Let \( p \) be the number of petunias and \( b \) be the number of begonias.
We have the following system of equations based on the information provided:
- \( p + b = 19 \) (equation for the total number of plants)
- \( 11p + 15b = 225 \) (equation for the total cost)
We can solve this system to find \( p \) and \( b \).

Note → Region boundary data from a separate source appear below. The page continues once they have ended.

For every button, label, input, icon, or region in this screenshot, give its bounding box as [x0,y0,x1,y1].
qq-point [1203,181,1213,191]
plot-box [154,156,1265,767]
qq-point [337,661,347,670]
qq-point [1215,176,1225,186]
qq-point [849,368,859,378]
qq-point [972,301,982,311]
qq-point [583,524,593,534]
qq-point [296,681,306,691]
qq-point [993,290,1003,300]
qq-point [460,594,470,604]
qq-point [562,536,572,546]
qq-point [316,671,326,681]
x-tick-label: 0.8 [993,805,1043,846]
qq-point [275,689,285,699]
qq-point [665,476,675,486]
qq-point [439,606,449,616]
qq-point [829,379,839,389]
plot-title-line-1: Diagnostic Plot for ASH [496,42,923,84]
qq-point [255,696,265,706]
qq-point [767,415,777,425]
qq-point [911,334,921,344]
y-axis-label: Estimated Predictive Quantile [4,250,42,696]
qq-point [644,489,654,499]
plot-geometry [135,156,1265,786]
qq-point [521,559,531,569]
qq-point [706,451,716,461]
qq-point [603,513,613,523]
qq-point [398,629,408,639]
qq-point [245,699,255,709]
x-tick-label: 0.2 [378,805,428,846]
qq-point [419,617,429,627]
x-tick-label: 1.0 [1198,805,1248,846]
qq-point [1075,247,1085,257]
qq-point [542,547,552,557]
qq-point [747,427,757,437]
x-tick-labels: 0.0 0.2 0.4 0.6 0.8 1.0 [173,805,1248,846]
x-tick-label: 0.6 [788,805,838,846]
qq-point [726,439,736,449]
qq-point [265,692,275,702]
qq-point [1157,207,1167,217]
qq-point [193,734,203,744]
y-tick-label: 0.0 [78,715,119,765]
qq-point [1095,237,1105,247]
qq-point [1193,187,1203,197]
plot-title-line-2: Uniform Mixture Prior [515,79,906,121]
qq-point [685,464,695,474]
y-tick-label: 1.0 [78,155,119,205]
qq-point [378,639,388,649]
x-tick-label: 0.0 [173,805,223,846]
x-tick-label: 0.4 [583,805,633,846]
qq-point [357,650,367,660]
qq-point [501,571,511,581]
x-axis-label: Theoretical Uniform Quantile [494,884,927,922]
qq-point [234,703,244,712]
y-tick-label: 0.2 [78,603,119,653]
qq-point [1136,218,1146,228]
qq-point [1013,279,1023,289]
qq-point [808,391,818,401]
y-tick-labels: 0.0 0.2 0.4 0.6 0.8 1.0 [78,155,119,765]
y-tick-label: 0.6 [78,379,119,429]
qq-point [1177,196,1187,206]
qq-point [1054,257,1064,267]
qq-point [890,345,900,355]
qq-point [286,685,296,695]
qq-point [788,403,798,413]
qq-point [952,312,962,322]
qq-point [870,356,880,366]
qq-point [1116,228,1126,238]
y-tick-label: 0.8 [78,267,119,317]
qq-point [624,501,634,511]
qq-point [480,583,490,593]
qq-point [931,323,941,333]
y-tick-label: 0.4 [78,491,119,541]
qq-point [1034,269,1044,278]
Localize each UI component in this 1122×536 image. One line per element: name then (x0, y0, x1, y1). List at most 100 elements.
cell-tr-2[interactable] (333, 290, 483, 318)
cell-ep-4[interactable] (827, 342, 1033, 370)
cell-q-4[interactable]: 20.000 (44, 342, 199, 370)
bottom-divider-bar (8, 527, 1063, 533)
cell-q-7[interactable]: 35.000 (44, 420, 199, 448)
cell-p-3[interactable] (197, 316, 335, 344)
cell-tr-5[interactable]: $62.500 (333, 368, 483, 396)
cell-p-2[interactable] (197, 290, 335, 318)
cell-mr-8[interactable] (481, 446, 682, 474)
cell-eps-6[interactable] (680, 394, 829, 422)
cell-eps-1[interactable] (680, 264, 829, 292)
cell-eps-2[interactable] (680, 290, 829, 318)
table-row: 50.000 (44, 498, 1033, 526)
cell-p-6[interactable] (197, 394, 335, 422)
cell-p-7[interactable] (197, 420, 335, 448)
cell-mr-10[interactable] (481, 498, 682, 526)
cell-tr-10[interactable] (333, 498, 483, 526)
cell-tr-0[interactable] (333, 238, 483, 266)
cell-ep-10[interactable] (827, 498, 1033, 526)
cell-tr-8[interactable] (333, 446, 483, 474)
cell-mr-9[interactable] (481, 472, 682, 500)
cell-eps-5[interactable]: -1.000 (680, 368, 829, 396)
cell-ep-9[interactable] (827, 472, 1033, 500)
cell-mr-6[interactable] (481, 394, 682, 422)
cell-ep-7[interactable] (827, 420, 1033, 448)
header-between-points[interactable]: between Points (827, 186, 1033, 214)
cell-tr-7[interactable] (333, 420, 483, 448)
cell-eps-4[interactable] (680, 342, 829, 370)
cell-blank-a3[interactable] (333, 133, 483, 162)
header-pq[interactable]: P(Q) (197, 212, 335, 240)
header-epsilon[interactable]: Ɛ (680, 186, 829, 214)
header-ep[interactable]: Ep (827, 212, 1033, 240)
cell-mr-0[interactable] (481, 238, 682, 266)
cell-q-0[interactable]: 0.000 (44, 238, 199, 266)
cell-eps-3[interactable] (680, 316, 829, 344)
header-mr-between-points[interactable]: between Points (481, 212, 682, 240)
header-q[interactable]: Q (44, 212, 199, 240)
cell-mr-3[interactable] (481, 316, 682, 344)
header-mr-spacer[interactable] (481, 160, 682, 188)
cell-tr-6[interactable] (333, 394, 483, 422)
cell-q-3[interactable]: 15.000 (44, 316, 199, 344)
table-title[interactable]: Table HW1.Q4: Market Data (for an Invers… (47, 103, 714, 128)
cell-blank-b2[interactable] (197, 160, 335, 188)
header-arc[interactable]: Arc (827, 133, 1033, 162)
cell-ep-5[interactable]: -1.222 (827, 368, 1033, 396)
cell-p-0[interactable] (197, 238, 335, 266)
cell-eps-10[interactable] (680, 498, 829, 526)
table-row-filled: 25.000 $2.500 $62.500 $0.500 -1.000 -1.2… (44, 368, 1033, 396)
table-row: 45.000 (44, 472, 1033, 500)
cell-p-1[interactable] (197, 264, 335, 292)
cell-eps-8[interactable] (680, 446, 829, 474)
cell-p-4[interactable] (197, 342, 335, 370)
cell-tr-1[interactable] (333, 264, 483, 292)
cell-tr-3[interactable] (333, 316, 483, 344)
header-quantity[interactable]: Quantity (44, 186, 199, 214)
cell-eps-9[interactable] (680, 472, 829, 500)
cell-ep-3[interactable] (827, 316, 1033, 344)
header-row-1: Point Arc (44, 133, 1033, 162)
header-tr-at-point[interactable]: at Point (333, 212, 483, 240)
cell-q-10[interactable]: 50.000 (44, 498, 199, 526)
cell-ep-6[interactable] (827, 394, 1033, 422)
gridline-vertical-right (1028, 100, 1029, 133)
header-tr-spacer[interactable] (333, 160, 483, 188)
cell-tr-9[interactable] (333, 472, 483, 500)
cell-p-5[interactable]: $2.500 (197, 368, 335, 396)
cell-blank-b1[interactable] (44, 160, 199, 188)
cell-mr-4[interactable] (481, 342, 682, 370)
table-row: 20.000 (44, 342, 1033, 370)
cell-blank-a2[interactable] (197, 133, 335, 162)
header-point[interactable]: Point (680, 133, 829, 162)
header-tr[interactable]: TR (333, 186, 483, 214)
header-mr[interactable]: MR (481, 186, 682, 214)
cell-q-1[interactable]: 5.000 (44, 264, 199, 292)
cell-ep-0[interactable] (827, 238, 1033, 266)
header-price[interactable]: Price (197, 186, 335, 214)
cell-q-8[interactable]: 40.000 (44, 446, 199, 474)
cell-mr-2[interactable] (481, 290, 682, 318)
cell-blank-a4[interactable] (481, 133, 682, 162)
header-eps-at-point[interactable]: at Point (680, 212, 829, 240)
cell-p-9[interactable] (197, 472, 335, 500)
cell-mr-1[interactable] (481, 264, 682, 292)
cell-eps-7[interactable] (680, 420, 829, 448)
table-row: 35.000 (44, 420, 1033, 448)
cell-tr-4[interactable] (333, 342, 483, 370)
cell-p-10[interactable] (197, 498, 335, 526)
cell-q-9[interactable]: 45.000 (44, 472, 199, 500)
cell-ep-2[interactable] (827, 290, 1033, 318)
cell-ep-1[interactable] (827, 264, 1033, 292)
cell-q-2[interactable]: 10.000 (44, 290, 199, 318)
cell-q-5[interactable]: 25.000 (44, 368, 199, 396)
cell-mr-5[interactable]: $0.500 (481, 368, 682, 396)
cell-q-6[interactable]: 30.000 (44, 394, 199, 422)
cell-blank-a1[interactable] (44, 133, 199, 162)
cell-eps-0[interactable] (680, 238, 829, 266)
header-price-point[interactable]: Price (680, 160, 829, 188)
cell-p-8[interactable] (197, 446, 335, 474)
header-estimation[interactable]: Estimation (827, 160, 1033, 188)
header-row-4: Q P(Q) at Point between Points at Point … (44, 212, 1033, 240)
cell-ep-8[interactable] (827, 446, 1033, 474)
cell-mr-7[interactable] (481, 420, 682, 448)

From the first equation, we can express \( b \) in terms of \( p \):
\[ b = 19 - p \]
Now substitute \( b \) into the second equation:
\[ 11p + 15(19 - p) = 225 \]
Expanding this gives:
\[ 11p + 285 - 15p = 225 \]
Combine like terms:
\[ -4p + 285 = 225 \]
Now isolate \( p \):
\[ -4p = 225 - 285 \] \[ -4p = -60 \] \[ p = 15 \]
Now that we have \( p = 15 \), we can find \( b \):
\[ b = 19 - p = 19 - 15 = 4 \]
Thus, Jim bought 15 petunias and 4 begonias.
Looking at the provided statements:
- Jim bought 4 petunias. (False)
- Jim bought 15 begonias. (False)
- Jim bought 18 begonias. (False)
- Jim bought 15 petunias. (True)
The correct statement is: Jim bought 15 petunias.